An intraparty battle between former vice presidential nominee Sarah Palin and businessman Nick Begich led to Democrat Mary Peltola unexpectedly claiming a congressional seat in the deeply red state. RCV gave Alaska voters the chance to take the four general election candidates and rank them in order of preference with first through fourth place votes. Not only did Peltola receive more first-place votes than Palin or Begich, but the rivalry between the GOP candidates also led an impactful number of their supporters to make a non-Republican their second-place choice. It seems like that’s the fault of candidates who cared more about their own success, rather than a problem with the electoral process.

Contrary to what Arizona’s GOP legislators seem to think in their attempt to ban RCV, it’s not a partisan change that would hurt Republicans. Instead, reforms that paired RCV in the general with a modified primary system allowing every voter the equal chance to participate could have been quite a boon for Republicans.
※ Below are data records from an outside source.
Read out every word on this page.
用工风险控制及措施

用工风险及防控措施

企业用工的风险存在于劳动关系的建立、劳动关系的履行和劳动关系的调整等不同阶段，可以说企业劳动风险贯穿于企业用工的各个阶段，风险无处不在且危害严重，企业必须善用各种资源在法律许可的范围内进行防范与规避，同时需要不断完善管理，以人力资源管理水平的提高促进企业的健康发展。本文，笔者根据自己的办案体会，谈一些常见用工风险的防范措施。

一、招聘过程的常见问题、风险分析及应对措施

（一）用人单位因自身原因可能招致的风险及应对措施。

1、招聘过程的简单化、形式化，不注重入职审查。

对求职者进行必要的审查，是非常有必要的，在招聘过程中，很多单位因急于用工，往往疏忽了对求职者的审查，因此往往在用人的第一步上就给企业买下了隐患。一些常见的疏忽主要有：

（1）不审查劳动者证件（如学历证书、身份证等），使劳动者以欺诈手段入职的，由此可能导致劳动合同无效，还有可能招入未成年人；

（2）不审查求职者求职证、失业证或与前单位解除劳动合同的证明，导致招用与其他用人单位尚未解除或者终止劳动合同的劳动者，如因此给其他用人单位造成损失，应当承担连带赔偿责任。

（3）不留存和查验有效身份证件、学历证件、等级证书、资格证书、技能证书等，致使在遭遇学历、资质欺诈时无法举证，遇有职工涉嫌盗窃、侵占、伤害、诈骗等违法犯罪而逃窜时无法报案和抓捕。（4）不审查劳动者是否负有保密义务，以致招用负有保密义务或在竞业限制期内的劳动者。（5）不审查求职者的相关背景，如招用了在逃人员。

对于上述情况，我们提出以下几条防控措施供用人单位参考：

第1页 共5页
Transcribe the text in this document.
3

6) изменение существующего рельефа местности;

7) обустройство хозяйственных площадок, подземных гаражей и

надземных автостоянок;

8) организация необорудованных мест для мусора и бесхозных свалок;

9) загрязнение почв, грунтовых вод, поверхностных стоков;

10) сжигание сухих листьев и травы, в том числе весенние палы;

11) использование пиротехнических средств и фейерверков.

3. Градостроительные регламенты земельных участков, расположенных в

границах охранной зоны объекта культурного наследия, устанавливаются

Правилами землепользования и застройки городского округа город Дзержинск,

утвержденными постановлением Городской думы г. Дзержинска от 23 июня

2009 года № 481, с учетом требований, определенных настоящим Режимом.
A majority of Independents and a not-insignificant number of GOP loyalists decided not to vote for nominees who chose to talk more about 2020 than, for example, the stark water challenges we face. But if those same voters had four general election choices following an open primary, it’s entirely possible that Karrin Taylor Robson would be governor right now rather than Katie Hobbs. And wouldn’t that please Republican lawmakers who have already declared a budget impasse less than one month into the legislative session?